Hating April

April and Easter have appeared again, without me feeling ready. I have not yet hung the pastel egg wreath on the door. I have not yet opened my heart to the warm air and indiscernible buds and blooms. I have been dragging my feet. Hoping my initial protest will be fruitful, healing is sometimes wrought with resistance.

I have been known to be optimistic at times, but I am not a poster child for innocence or pep. I speak for the contemplative set dressed in black, who just could not bring themselves to the pep rally. (Like Ally Sheedy in “The Breakfast Club”). I think we all are made up of a range of personae.
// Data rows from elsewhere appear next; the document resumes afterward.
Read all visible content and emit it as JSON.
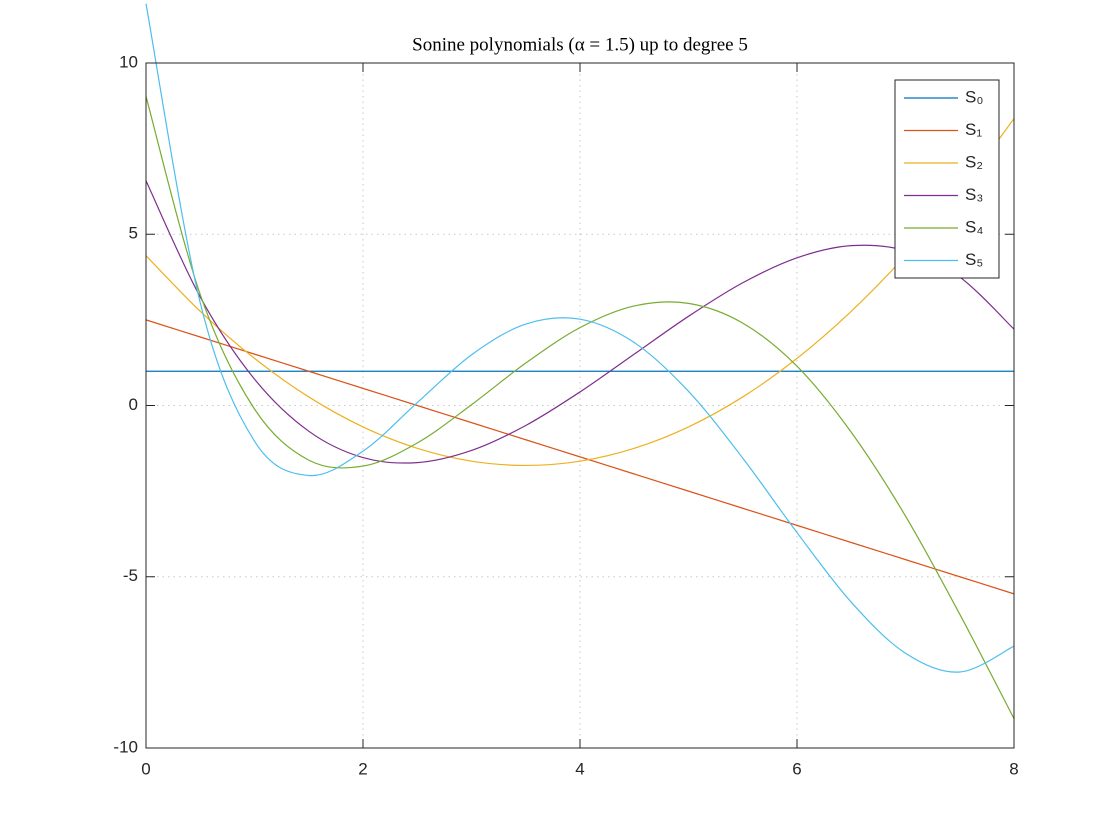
{
  "chart_data": {
    "type": "line",
    "title": "Sonine polynomials (α = 1.5) up to degree 5",
    "x": [
      0,
      0.5,
      1,
      1.5,
      2,
      2.5,
      3,
      3.5,
      4,
      4.5,
      5,
      5.5,
      6,
      6.5,
      7,
      7.5,
      8
    ],
    "series": [
      {
        "name": "S₀",
        "color": "#0072BD",
        "values": [
          1,
          1,
          1,
          1,
          1,
          1,
          1,
          1,
          1,
          1,
          1,
          1,
          1,
          1,
          1,
          1,
          1
        ]
      },
      {
        "name": "S₁",
        "color": "#D95319",
        "values": [
          2.5,
          2,
          1.5,
          1,
          0.5,
          0,
          -0.5,
          -1,
          -1.5,
          -2,
          -2.5,
          -3,
          -3.5,
          -4,
          -4.5,
          -5,
          -5.5
        ]
      },
      {
        "name": "S₂",
        "color": "#EDB120",
        "values": [
          4.375,
          2.75,
          1.375,
          0.25,
          -0.625,
          -1.25,
          -1.625,
          -1.75,
          -1.625,
          -1.25,
          -0.625,
          0.25,
          1.375,
          2.75,
          4.375,
          6.25,
          8.375
        ]
      },
      {
        "name": "S₃",
        "color": "#7E2F8E",
        "values": [
          6.5625,
          3.167,
          0.771,
          -0.75,
          -1.521,
          -1.667,
          -1.3125,
          -0.583,
          0.396,
          1.5,
          2.604,
          3.583,
          4.3125,
          4.667,
          4.521,
          3.75,
          2.229
        ]
      },
      {
        "name": "S₄",
        "color": "#77AC30",
        "values": [
          9.023,
          3.24,
          -0.102,
          -1.594,
          -1.768,
          -1.094,
          0.023,
          1.24,
          2.273,
          2.906,
          2.982,
          2.406,
          1.148,
          -0.781,
          -3.227,
          -6.094,
          -9.143
        ]
      },
      {
        "name": "S₅",
        "color": "#4DBEEE",
        "values": [
          11.73,
          2.996,
          -1.041,
          -2.044,
          -1.333,
          0.083,
          1.479,
          2.377,
          2.52,
          1.838,
          0.415,
          -1.535,
          -3.71,
          -5.742,
          -7.232,
          -7.781,
          -7.024
        ]
      }
    ],
    "xlim": [
      0,
      8
    ],
    "xticks": [
      0,
      2,
      4,
      6,
      8
    ],
    "ylim": [
      -10,
      10
    ],
    "yticks": [
      -10,
      -5,
      0,
      5,
      10
    ],
    "grid": true,
    "legend_position": "northeast"
  }
}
What is most important is how we love and tolerate others exactly where they stand, which starts with loving and tolerating our own selves. Easier said than done.

This has been a busy year. Part of my resistance has to do with moving forward in my life. When you have lost someone very close, the future is a big problem. It is hard to see past the gaping hole in the pictures. The future I can foresee has a looming hole shaped like Susanna. Immeasurable, unfillable. It is hard to open myself to the bright and rich things life has to offer, because I am afraid I will forget her, that she will disappear. I have been assured that this is normal. Fear does not have to stop anyone’s plans, but it needs to be acknowledged.

In my more peaceful dreams lately, I see open spaces, flat grassy meadows, empty rooms with the inviting expanse of wood floors and a walk-in closet. There is really no way to greet the future without leaving extra room for what is unknown. These dreams are not devoid of my daughter. She is present in all of them. Sometimes she has left a drawing, a single pair of sparkly shoes or a birthday card. I know she is present because I feel her, I hear her singing, and I know that she is the one inviting me. In the times when I can relax and allow peace, the line between here and there dissolves. This is the point where the separation is an illusion. This is the place where it gets real.

I will never forget Susanna. She is my daughter, and for me the sun rises and sets for my two children. She existed, and to me she still exists. She lived a wonderful life for five years and three months, and then she died. We all die someday, but Susanna died younger than most, calling attention to our mortality. None of us is perfect. Except for a tiny weak spot in an artery, which no one could have known about, she was closer to perfect than anyone I have known. Perhaps she only needed five years to get life right.

Others may avoid thinking about what happened to Susanna and my family, dismiss it as an unfortunate tragedy fading into the past, and this I understand. But that is not the truth for me. Even though the pain is sometimes so big that I feel too small to contain it, I go forward with open eyes and open heart to the very best of my ability. My hope is always to let the pain transform into something else, more to be revealed. And whatever the price for knowing her, I would choose my daughter again, a million times over, in the blink of an eye or a fraction of a heartbeat. Peace.